Home to brown, brook and even rainbow trout, the Whitewater, Zumbro and Root river systems are ideal for these beautiful (and delicious!) fish. The spring-fed streams keep the waters cold in the summer and make it possible for the DNR to stock over 2 million young trout or fry, per year. Approximately 83,000 trout stamps are sold annually. They are an add-on to our standard fishing licenses and cover the costs of maintaining and improving the populations and their habitat. In certain ideal stretches of the nearly 1,000 miles of trout stream in SE Minnesota, there can be as much as 300lbs of trout and the DNR, Trout Unlimited and other local groups are committed to continuing to improve banks and water quality to grow these populations.
I’m an avid angler, but my experience until a couple of years ago had largely been lake fishing and some river bass fishing—I wasn’t prepared for the simultaneous serenity and excitement of trout fishing. Finding the right pool, listening to the water flow by while casting over and over, and finally snagging one of the most beautiful fish I’ve ever caught, made me a convert. It also changed forever the lens through which I view the real and imminent threat that agricultural runoff poses to this unique and fragile ecosystem.

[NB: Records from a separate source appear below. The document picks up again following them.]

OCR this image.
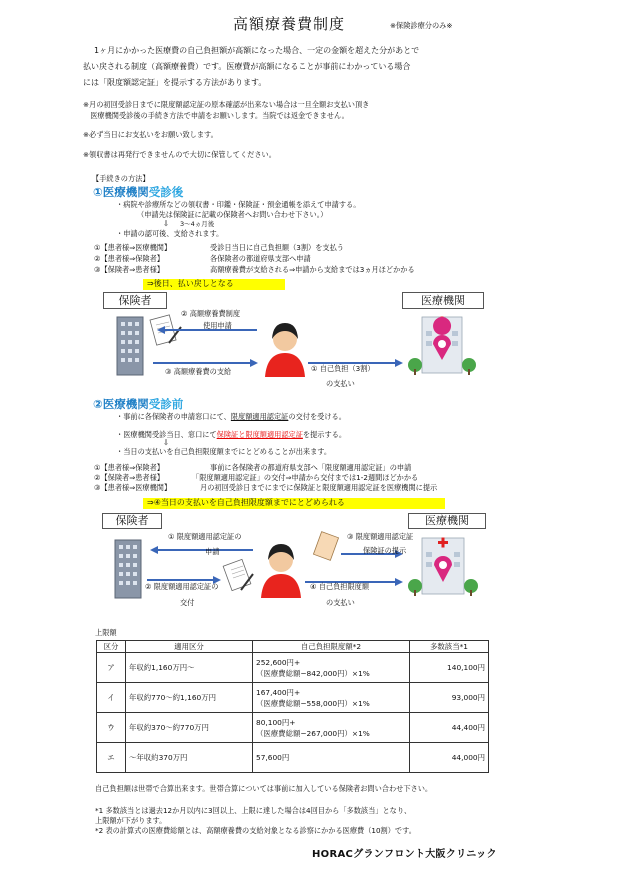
高額療養費制度	※保険診療分のみ※
1ヶ月にかかった医療費の自己負担額が高額になった場合、一定の金額を超えた分があとで
払い戻される制度（高額療養費）です。医療費が高額になることが事前にわかっている場合
には「限度額認定証」を提示する方法があります。
※月の初回受診日までに限度額認定証の原本確認が出来ない場合は一旦全額お支払い頂き
　医療機関受診後の手続き方法で申請をお願いします。当院では返金できません。
※必ず当日にお支払いをお願い致します。
※領収書は再発行できませんので大切に保管してください。
【手続きの方法】
①医療機関受診後
・病院や診療所などの領収書・印鑑・保険証・預金通帳を添えて申請する。
（申請先は保険証に記載の保険者へお問い合わせ下さい。）
⇩ 3～4ヵ月後
・申請の認可後、支給されます。
①【患者様⇒医療機関】	受診日当日に自己負担額（3割）を支払う
②【患者様⇒保険者】	各保険者の都道府県支部へ申請
③【保険者⇒患者様】	高額療養費が支給される⇒申請から支給までは3ヵ月ほどかかる
⇒後日、払い戻しとなる
保険者	医療機関
② 高額療養費制度
使用申請
③ 高額療養費の支給	① 自己負担（3割）
の支払い
②医療機関受診前
・事前に各保険者の申請窓口にて、限度額適用認定証の交付を受ける。
・医療機関受診当日、窓口にて保険証と限度額適用認定証を提示する。
⇩
・当日の支払いを自己負担限度額までにとどめることが出来ます。
①【患者様⇒保険者】	事前に各保険者の都道府県支部へ「限度額適用認定証」の申請
②【保険者⇒患者様】	「限度額適用認定証」の交付⇒申請から交付までは1-2週間ほどかかる
③【患者様⇒医療機関】	月の初回受診日までにまでに保険証と限度額適用認定証を医療機関に提示
⇒④当日の支払いを自己負担限度額までにとどめられる
保険者	医療機関
① 限度額適用認定証の
申請
② 限度額適用認定証の
交付
③ 限度額適用認定証
保険証の提示
④ 自己負担限度額
の支払い
上限額
区分	適用区分	自己負担限度額*2	多数該当*1
ア	年収約1,160万円～	252,600円+
（医療費総額−842,000円）×1%	140,100円
イ	年収約770～約1,160万円	167,400円+
（医療費総額−558,000円）×1%	93,000円
ウ	年収約370～約770万円	80,100円+
（医療費総額−267,000円）×1%	44,400円
エ	～年収約370万円	57,600円	44,000円
自己負担額は世帯で合算出来ます。世帯合算については事前に加入している保険者お問い合わせ下さい。
*1 多数該当とは過去12か月以内に3回以上、上限に達した場合は4回目から「多数該当」となり、
上限額が下がります。
*2 表の計算式の医療費総額とは、高額療養費の支給対象となる診察にかかる医療費（10割）です。
HORACグランフロント大阪クリニック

See, the fish don’t get a water treatment plant between them and the high levels of nitrates they consume. For them, the only filtration system is the natural one that grasses and native vegetation provide that were at the heart of Governor Dayton’s buffer proposal this legislative session. Recently, the Zumbro Watershed Partnership conducted a study of the entire Zumbro watershed and identified over 100 impaired sites, some critically. They then set about securing a large portion of the funding necessary to address these sites. But, without a firm mandate, they are still relying on voluntary compliance from farmers and landowners and that can be hard to come by. In the meantime, water quality continues to deteriorate and a treasured fish population and a major tourism economy is threatened in Southeastern Minnesota.
Research has shown that even minor improvements to prevent runoff and shoreline erosion have made a major difference in trout populations and the insects that sustain them. Maybe you are like I was until a couple years ago—unaware of how amazing this resource and species is. But, I hope our legislators will consider the great loss to future generations of anglers if they let this opportunity to protect our rivers and streams pass without action. I hope they will come back to the table and decide to support the trout, support the economy and support the buffers.